Many of the gems in the collection, such as hand-carved lapis lazuli ornaments, had already been sourced on Zajdman’s brand’s first business trip to India in 2019. All that was missing was his website.
Earlier this month, the site went live, offering what Zajdman describes as a “curation” of vintage jewelry and artifacts, curated for those with a collector’s mindset.
The tight array of statuesque gold-plated cocktail rings, fine pendants strung on 18-karat gold chains or silk cords, and refined drop earrings sit alongside found objects like an antique sterling silver perfume bottle or a Cartier lighter from the 70’s.
The designer has also sought strands of vintage natural stones for necklaces that exude a kind of upscale bohemianism, the kind she dabbles in while flying between Paris and her family’s home in northern Vermont.
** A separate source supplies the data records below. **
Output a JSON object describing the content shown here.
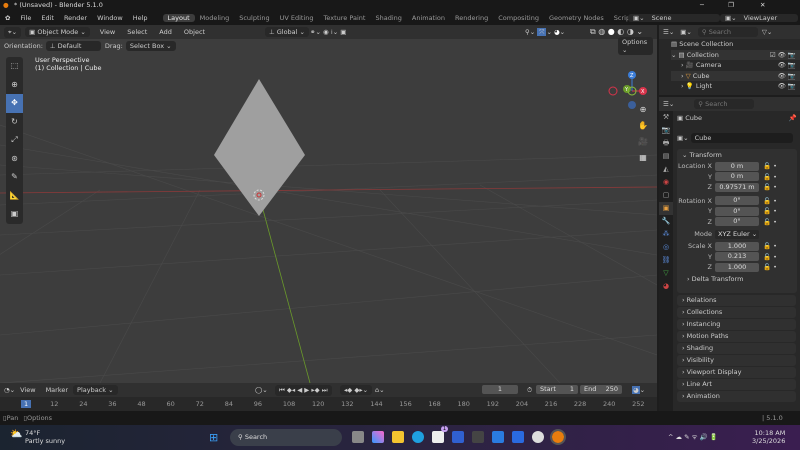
{
  "window": {
    "title": "* (Unsaved) - Blender 5.1.0",
    "min": "─",
    "max": "❐",
    "close": "✕"
  },
  "menu": [
    "File",
    "Edit",
    "Render",
    "Window",
    "Help"
  ],
  "workspaces": [
    "Layout",
    "Modeling",
    "Sculpting",
    "UV Editing",
    "Texture Paint",
    "Shading",
    "Animation",
    "Rendering",
    "Compositing",
    "Geometry Nodes",
    "Scripting",
    "+"
  ],
  "scene": "Scene",
  "view_layer": "ViewLayer",
  "viewport": {
    "mode": "Object Mode",
    "menus": [
      "View",
      "Select",
      "Add",
      "Object"
    ],
    "orientation_label": "Orientation:",
    "orientation": "Default",
    "drag_label": "Drag:",
    "drag": "Select Box",
    "transform": "Global",
    "options": "Options",
    "perspective": "User Perspective",
    "context": "(1) Collection | Cube",
    "gizmo": {
      "x": "X",
      "y": "Y",
      "z": "Z"
    }
  },
  "outliner": {
    "search": "Search",
    "scene_collection": "Scene Collection",
    "collection": "Collection",
    "items": [
      "Camera",
      "Cube",
      "Light"
    ]
  },
  "properties": {
    "search": "Search",
    "object_name": "Cube",
    "data_name": "Cube",
    "transform": "Transform",
    "location_label": "Location X",
    "rotation_label": "Rotation X",
    "scale_label": "Scale X",
    "mode_label": "Mode",
    "y": "Y",
    "z": "Z",
    "location": [
      "0 m",
      "0 m",
      "0.97571 m"
    ],
    "rotation": [
      "0°",
      "0°",
      "0°"
    ],
    "mode": "XYZ Euler",
    "scale": [
      "1.000",
      "0.213",
      "1.000"
    ],
    "panels": [
      "Delta Transform",
      "Relations",
      "Collections",
      "Instancing",
      "Motion Paths",
      "Shading",
      "Visibility",
      "Viewport Display",
      "Line Art",
      "Animation"
    ]
  },
  "timeline": {
    "menus": [
      "View",
      "Marker",
      "Playback"
    ],
    "current_frame": "1",
    "start_label": "Start",
    "start": "1",
    "end_label": "End",
    "end": "250",
    "ticks": [
      "1",
      "12",
      "24",
      "36",
      "48",
      "60",
      "72",
      "84",
      "96",
      "108",
      "120",
      "132",
      "144",
      "156",
      "168",
      "180",
      "192",
      "204",
      "216",
      "228",
      "240",
      "252"
    ]
  },
  "status": {
    "pan": "Pan",
    "options": "Options",
    "version": "5.1.0"
  },
  "taskbar": {
    "weather_temp": "74°F",
    "weather_desc": "Partly sunny",
    "search": "Search",
    "time": "10:18 AM",
    "date": "3/25/2026",
    "badge": "1"
  }
}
Zajdman will release new designs every few months in a drop format and will increase in frequency as Estelle Galerie grows. She’s also in talks with retailers to put together small, exclusive wholesale releases.
For Zajdman, the goal is to offer exclusive markets to a large number of clients, turning it into something of a traveling antiques dealer. “I would like to have curated releases and do different trunk displays or seasonal collections for different venues. I don’t want to follow a fashion calendar, I want to be inspired and have special, one-of-a-kind pieces that are purposeful and feel intentional,” she said.